Cuando era una niña, si me hubieses preguntado lo que quería llegar a ser, «artista famélica» ni siquiera hubiese estado en mi lista.
Más probablemente, te habría dicho «un dinosaurio» o «una astronauta» —y luego, cuando me hubiese dado cuenta de que los niños no se podían convertir en dinosaurios y que las niñas de piel oscura de Nueva Zelanda no se podían convertir en astronautas— te habría dicho «una maestra» o «una enfermera».
En la escuela me volví progresivamente peor en toda materia a excepción de Inglés o Arte, pero, en mi adolescencia, mi tía me consiguió un trabajo de medio tiempo como limpiadora en un hospital local. Pensé en ese tiempo que el no era tan horroroso, y era buena en el oficio. Disfrutaba limpiar, incluso cuando, a veces, lo que limpiaba era diarrea explosiva o vómito teñido con sangre.
Después de un tiempo te acostumbras a la mayoría de los olores. Bueno, descartando el Clostridium difficile, pero rara vez tenía que limpiar por esos pacientes.
Eventualmente, mi salario mínimo me permitió abandonar la escuela y rentar un apartamento lóbrego de una habitación en un bloque de apartamentos de concreto. Cuando no estaba trabajando o durmiendo, hacía arte para vender en el mercado los sábados por la mañana.
Y así me convertí en una artista pobre de medio tiempo.
Hay ciertos productos indispensables que toda persona pobre necesita en su alacena. Las papas y el arroz eran los míos; ambos muy baratos y se podían preparar en una variedad de platillos. Crecer junto a padres igualmente pobres y con roles de género reforzados estrictamente significó que mi mamá me enseñó a cocinar platillos a temprana edad que duraban para muchas comidas.
«El arroz es bueno», me había dicho ella. «Lo puedes comer dulce en el desayuno y lo puedes comer sencillo en el almuerzo y la cena».
Y calabaza. Todo parecía llevar calabaza.
Pero aun así tenía mis pequeños lujos en mi diminuto apartamento: un frasco de mantequilla de maní, algo de miel manuka que recibí de mi tío del norte y un gran tarro de azúcar en bruto para mis tazas de té.
Comprenderás, entonces, por qué estaba tan alterada cuando las hormigas empezaron a invadirme.
Eran criaturas realmente pequeñas, algunas de las hormigas más pequeñas que había visto.
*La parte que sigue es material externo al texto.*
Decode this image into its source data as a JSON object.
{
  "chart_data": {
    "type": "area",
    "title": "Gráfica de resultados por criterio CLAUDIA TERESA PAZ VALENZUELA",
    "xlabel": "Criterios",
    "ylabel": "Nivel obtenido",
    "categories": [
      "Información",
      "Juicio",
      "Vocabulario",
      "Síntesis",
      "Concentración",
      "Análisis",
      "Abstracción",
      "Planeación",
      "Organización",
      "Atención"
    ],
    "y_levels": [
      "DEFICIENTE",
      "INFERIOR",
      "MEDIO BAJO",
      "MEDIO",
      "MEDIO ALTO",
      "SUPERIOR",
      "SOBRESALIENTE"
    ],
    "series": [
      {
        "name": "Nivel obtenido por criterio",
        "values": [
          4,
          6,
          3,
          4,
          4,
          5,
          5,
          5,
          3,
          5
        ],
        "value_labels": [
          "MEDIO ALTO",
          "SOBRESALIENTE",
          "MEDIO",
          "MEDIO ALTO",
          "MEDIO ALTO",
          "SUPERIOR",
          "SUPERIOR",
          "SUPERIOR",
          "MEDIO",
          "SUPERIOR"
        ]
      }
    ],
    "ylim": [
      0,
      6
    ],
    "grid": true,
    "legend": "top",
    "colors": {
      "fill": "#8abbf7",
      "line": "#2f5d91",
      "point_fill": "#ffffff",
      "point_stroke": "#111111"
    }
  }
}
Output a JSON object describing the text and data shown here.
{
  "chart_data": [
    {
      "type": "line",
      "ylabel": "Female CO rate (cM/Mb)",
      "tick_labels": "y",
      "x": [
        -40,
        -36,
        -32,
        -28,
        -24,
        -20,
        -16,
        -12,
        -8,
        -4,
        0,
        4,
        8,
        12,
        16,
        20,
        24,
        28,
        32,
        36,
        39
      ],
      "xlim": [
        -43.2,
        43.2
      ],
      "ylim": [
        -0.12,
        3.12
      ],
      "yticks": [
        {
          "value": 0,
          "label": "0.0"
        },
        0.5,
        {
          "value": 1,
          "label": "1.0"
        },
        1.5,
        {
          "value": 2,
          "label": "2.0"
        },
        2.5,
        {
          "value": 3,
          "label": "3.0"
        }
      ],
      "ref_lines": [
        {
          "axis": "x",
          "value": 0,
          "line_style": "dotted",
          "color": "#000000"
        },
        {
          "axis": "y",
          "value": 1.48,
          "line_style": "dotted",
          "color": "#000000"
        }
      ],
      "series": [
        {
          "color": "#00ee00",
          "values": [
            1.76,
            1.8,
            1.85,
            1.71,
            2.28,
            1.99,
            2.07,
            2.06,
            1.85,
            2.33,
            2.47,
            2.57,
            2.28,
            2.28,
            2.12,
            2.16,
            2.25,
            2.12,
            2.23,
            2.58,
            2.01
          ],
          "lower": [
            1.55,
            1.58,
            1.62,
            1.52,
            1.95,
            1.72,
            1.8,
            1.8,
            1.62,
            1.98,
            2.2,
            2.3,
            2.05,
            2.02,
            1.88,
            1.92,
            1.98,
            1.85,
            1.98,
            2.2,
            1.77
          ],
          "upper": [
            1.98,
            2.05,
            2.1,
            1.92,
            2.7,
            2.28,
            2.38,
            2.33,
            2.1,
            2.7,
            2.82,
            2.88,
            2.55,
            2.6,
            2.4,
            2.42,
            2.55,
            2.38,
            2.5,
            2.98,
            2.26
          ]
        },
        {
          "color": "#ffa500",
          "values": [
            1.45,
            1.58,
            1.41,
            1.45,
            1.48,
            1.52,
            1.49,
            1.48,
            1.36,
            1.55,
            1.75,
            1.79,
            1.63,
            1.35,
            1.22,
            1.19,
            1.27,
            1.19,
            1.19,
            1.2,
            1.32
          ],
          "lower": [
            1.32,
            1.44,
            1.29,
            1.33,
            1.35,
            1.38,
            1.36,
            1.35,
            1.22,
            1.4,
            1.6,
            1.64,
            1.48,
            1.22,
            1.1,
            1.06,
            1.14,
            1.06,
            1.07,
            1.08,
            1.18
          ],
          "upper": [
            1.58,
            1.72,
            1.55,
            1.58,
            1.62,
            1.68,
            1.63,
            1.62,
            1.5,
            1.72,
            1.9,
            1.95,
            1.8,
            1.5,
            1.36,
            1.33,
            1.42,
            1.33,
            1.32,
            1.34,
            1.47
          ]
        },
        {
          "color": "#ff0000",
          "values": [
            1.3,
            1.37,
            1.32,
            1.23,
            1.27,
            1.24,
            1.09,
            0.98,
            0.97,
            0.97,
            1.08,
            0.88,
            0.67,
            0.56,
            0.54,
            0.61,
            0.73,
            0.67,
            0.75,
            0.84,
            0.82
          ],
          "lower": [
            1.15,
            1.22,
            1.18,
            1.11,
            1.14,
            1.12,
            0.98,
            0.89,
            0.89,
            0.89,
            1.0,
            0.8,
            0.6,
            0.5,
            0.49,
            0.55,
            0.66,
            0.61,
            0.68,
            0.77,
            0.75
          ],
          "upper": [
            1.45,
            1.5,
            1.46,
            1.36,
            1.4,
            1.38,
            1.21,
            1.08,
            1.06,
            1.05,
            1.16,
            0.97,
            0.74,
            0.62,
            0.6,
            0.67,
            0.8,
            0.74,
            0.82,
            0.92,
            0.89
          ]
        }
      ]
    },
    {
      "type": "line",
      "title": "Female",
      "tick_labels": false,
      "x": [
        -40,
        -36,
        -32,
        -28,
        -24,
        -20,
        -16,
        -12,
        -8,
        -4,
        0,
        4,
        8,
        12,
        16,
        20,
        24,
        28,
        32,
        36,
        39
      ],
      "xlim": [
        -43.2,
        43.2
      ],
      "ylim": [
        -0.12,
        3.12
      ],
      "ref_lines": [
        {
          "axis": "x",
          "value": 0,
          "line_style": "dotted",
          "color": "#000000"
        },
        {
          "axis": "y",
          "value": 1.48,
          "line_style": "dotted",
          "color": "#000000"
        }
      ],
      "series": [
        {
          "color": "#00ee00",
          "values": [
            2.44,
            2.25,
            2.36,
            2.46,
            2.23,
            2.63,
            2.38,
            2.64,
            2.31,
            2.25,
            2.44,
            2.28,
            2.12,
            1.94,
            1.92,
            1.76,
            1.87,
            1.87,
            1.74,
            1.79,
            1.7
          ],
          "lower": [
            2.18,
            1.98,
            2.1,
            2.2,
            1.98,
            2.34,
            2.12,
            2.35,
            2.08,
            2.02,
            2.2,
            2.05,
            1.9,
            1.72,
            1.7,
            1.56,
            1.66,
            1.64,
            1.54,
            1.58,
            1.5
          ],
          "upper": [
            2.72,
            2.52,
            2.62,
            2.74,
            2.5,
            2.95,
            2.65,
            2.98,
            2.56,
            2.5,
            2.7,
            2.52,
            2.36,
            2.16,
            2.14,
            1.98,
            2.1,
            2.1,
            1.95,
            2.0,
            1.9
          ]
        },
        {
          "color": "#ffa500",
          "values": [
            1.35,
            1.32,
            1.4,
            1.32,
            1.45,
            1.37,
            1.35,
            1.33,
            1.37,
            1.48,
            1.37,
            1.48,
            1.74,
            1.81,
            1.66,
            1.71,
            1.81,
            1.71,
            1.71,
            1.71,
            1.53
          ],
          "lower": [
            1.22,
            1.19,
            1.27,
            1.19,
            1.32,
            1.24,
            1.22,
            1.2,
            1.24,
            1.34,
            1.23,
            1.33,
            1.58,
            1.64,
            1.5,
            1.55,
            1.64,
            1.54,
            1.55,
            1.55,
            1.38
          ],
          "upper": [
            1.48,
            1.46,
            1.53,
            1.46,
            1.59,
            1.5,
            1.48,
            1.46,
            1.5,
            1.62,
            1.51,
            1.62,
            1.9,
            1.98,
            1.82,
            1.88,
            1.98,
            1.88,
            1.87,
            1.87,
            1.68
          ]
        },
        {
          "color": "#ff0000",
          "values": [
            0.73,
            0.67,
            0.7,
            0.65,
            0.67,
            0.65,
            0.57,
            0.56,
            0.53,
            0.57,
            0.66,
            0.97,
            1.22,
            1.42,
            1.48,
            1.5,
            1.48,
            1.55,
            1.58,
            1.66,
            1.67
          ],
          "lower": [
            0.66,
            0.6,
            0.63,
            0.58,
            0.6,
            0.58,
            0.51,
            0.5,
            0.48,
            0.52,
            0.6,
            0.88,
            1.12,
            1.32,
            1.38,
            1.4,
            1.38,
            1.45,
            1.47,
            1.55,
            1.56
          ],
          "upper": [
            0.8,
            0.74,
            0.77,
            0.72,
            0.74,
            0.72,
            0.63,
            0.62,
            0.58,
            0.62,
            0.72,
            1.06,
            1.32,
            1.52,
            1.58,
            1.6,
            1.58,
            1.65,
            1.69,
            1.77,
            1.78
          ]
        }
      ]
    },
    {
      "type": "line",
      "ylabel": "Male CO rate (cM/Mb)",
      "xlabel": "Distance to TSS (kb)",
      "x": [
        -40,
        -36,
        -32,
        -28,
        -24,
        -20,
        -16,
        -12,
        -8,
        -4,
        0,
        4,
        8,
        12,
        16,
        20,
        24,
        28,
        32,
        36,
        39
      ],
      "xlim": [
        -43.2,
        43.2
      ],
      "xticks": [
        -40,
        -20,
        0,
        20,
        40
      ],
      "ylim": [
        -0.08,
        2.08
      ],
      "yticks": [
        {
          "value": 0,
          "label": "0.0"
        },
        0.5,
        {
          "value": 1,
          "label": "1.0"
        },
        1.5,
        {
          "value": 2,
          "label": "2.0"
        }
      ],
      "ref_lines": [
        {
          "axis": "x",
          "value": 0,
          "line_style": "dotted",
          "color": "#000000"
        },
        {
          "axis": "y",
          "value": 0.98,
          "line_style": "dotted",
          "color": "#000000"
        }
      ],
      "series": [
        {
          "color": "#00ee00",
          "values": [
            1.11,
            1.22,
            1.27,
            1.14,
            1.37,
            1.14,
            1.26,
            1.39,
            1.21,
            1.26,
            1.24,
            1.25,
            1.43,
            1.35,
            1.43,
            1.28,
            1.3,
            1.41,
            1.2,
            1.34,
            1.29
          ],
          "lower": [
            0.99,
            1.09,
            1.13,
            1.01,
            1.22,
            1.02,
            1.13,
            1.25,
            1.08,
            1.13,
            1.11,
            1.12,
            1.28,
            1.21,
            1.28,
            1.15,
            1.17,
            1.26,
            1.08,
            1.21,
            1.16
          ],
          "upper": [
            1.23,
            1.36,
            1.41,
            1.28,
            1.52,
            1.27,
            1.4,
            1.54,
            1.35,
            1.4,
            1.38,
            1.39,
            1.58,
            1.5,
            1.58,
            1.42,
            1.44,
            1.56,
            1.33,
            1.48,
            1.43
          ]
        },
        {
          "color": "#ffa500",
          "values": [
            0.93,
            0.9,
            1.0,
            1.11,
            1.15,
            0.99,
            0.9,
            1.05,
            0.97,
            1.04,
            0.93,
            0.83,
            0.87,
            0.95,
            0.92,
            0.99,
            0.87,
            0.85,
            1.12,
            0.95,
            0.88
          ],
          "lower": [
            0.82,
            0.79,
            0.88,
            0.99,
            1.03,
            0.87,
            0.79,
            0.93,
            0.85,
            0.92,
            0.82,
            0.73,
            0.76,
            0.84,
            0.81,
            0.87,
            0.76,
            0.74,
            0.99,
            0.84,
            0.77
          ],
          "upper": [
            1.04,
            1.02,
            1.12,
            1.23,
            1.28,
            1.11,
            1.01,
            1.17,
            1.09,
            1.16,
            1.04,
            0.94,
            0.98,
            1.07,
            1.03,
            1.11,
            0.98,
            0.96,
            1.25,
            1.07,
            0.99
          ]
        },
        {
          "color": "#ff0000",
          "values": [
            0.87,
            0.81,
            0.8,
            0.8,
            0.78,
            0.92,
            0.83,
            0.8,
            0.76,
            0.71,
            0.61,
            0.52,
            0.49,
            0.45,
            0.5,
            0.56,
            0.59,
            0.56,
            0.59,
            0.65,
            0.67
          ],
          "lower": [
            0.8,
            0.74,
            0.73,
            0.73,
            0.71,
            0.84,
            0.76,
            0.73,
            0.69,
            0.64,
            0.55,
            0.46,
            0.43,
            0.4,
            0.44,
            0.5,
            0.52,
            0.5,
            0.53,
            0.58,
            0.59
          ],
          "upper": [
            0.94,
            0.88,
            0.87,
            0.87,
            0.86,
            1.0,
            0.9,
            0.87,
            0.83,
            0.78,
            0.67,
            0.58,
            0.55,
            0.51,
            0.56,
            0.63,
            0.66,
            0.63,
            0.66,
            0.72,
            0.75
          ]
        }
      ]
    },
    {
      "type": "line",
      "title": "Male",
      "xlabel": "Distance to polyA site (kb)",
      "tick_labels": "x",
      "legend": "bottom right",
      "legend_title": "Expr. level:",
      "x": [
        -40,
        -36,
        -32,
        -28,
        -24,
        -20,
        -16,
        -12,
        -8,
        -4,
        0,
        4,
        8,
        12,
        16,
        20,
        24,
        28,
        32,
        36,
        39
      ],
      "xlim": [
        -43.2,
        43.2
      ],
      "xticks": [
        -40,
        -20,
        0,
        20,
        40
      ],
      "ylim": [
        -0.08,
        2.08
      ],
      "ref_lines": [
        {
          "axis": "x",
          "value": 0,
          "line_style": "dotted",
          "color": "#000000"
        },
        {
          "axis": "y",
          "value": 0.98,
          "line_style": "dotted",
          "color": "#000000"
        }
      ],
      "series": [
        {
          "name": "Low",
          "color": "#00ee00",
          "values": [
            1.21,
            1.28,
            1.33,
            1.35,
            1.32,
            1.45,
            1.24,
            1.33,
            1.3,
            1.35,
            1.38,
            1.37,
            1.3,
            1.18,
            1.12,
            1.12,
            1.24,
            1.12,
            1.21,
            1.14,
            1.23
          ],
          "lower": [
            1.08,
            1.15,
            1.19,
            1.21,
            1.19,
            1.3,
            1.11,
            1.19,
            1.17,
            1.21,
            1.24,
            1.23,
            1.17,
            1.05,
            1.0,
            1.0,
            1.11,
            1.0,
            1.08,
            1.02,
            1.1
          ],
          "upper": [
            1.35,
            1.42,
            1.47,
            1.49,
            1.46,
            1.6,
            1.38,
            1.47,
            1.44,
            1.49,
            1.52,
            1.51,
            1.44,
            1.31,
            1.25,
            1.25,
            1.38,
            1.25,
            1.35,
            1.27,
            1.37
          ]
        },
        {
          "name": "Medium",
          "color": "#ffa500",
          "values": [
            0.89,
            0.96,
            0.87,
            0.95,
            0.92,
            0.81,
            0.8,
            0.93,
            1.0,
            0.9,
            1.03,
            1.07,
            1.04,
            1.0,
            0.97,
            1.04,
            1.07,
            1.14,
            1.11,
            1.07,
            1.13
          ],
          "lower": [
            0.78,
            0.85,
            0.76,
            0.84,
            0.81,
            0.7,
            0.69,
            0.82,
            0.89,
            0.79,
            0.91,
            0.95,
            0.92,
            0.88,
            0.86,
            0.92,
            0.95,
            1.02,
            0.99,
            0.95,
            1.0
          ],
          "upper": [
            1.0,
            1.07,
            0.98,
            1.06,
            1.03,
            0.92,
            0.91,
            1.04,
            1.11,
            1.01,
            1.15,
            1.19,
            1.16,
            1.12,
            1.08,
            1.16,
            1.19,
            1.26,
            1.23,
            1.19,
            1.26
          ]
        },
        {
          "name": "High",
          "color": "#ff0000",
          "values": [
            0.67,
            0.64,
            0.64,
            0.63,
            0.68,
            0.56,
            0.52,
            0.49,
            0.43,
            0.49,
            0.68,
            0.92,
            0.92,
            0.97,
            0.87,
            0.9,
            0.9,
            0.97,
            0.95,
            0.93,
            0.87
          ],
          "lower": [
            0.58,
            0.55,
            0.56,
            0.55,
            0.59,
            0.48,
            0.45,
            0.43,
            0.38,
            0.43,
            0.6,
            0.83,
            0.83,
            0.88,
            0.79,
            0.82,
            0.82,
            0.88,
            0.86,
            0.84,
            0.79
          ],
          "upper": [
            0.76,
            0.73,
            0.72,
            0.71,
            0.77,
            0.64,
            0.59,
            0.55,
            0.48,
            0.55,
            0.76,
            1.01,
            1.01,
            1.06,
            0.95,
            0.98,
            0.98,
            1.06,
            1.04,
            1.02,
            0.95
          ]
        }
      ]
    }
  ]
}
Al levantarme por la mañana, se habían conglomerado alrededor de trozos de comida minúsculos caídos, dividiéndolos y llevándolos de vuelta a su nido, simulando una peregrinación firme de pequeños cuerpos negros y cafés.
No las resentí al comienzo, pues sabía lo que se sentía el tener hambre. Y podía apreciar más que otras personas el que estuvieran limpiando mi suciedad, brindándome un servicio.
Pero cuando perforaron el papel de mi bolsa de repuesto de azúcar en bruto, decidí que había tenido suficiente.
Descubrí que el bórax y el azúcar hacen un buen hormiguicida casero.
Teníamos variedad de productos de limpieza a base de bórax en el trabajo para despejar drenajes y disolver mugre bastante necia. Así que preparé una solución como el internet me instruyó que lo hiciera, y luego la dejé en un platillo en el mostrador de la cocina.
No les tomó mucho a mis pequeños intrusos para encontrarla. Una hora más tarde, un par de hormigas se pasearon por la fórmica blanca y nítida y encontraron el platillo.
Según mis fuentes, se alimentarían de él y luego lo movilizarían hacia el nido, en donde las demás se unirían a la cadena hasta que el veneno llenase su hogar. Si todo salía bien, estarían muertas en una semana y dejaría de tener un problema de insectos.